In the midst of cooling property growth in the UK, the carpet market is one to watch.

The Royal Institute of Chartered Surveyors recently reported that since Brexit homeowners are currently looking to carry out work on their properties rather than sell up and buy a new home.

This will lead to growth in medium-value cosmetic improvements as property owners consider their options. Our consumer research indicates that carpets and flooring are one of the most important elements driving positive disposition to one’s home. With 10% of the population stating that they have had a carpet fitted in their home in the last year, it is also one of the most frequent improvements made (compared to 5% for windows and 6% for a bathroom). Carpets have also had something of a revival since the 1990s and outsell hard floorings.

Like many of the UK’s home improvement sectors, the carpet market is relatively fragmented. Market leader Carpetright has a c.16% share, and the next largest player, United Carpets, has just 3%.

So, why do more people go to independents rather than established brands?  We believe there are four main reasons:

  1. Independents are often more competitive on price in the home improvement market
  2. Many consumers report wanting to support local businesses (provided they are satisfied with those local businesses’ levels of trustworthiness)
  3. Large home improvement companies often suffer from negative customer reviews online, which can deter other consumers
  4. There are no new operators which have disrupted the carpet market (unlike the mattress market, which we covered last week) and provided a compelling reason to shop elsewhere

So where is the opportunity in this market?

  • Building trust is a significant opportunity in this market. The burden is on larger and smaller players to reassure consumers that they consistently deliver a high quality finish at a fair price – this drives recommendations, which are fundamental to consumers’ choice of provider
  • Consolidation: In the medium term, consolidation of well managed regional players could create cost efficiencies and quasi-national coverage.

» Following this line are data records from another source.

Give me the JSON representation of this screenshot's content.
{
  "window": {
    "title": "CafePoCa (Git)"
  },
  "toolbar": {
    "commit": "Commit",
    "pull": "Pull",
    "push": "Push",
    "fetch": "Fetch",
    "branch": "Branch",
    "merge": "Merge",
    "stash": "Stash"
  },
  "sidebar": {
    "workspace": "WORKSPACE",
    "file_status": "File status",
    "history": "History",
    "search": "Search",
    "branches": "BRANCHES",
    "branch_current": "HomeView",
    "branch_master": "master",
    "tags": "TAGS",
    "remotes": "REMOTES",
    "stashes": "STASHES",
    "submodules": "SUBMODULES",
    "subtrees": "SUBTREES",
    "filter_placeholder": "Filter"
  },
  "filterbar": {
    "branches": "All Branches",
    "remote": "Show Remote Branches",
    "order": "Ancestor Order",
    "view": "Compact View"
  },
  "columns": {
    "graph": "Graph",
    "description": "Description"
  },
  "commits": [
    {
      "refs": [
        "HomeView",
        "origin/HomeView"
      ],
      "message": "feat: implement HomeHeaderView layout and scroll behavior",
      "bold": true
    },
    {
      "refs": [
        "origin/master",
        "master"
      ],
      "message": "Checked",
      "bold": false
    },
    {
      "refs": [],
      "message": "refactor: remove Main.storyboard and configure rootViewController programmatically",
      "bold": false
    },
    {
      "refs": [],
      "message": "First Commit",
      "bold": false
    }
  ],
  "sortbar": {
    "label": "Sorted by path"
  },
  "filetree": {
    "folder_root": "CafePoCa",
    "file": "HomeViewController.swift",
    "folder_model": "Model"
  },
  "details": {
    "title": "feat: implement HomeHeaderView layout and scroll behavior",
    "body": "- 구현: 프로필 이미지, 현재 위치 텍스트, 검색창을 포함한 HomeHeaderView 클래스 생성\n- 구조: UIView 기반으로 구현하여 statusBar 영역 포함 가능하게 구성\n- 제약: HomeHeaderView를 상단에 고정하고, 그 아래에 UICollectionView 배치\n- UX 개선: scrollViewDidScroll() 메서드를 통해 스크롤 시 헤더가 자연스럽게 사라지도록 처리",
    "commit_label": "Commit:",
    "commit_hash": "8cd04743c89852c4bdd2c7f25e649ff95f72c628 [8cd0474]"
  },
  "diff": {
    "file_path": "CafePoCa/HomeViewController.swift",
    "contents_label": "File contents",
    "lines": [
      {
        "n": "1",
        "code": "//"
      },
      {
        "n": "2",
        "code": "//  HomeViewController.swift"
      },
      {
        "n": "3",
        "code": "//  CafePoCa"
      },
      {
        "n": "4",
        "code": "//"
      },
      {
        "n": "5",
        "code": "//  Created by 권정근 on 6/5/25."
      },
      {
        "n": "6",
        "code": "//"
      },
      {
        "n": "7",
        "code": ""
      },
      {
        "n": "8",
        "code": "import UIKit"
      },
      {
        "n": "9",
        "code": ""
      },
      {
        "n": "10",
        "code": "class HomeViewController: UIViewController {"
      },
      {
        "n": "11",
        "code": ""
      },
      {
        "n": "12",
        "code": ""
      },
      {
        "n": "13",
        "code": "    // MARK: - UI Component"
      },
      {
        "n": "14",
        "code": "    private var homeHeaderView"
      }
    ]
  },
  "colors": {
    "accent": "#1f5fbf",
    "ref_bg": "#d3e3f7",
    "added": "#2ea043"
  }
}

Similarly, regional players could look to hoover up smaller independents to extend their reach beyond their regional hubs.  Pimlico Plumbers has managed this in its market by creating a London focussed business as a platform for national growth
  • Vertical Integration: There is further opportunity for cost reduction in vertical integration of the supply chain. This will lead to margin improvement and the option of passing some of this gain to the consumer, thus increasing competitiveness
  • Disruption: How long will it be before a new entrant offers a new way of buying carpets and creates a buzz in this market?

The replacement cycle and average spend show the importance of this purchase to consumers. As is consistently the case in the markets we encounter, long term success rests on consistent execution of a proposition that meets consumers’ requirements which drives brand advocacy and loyalty.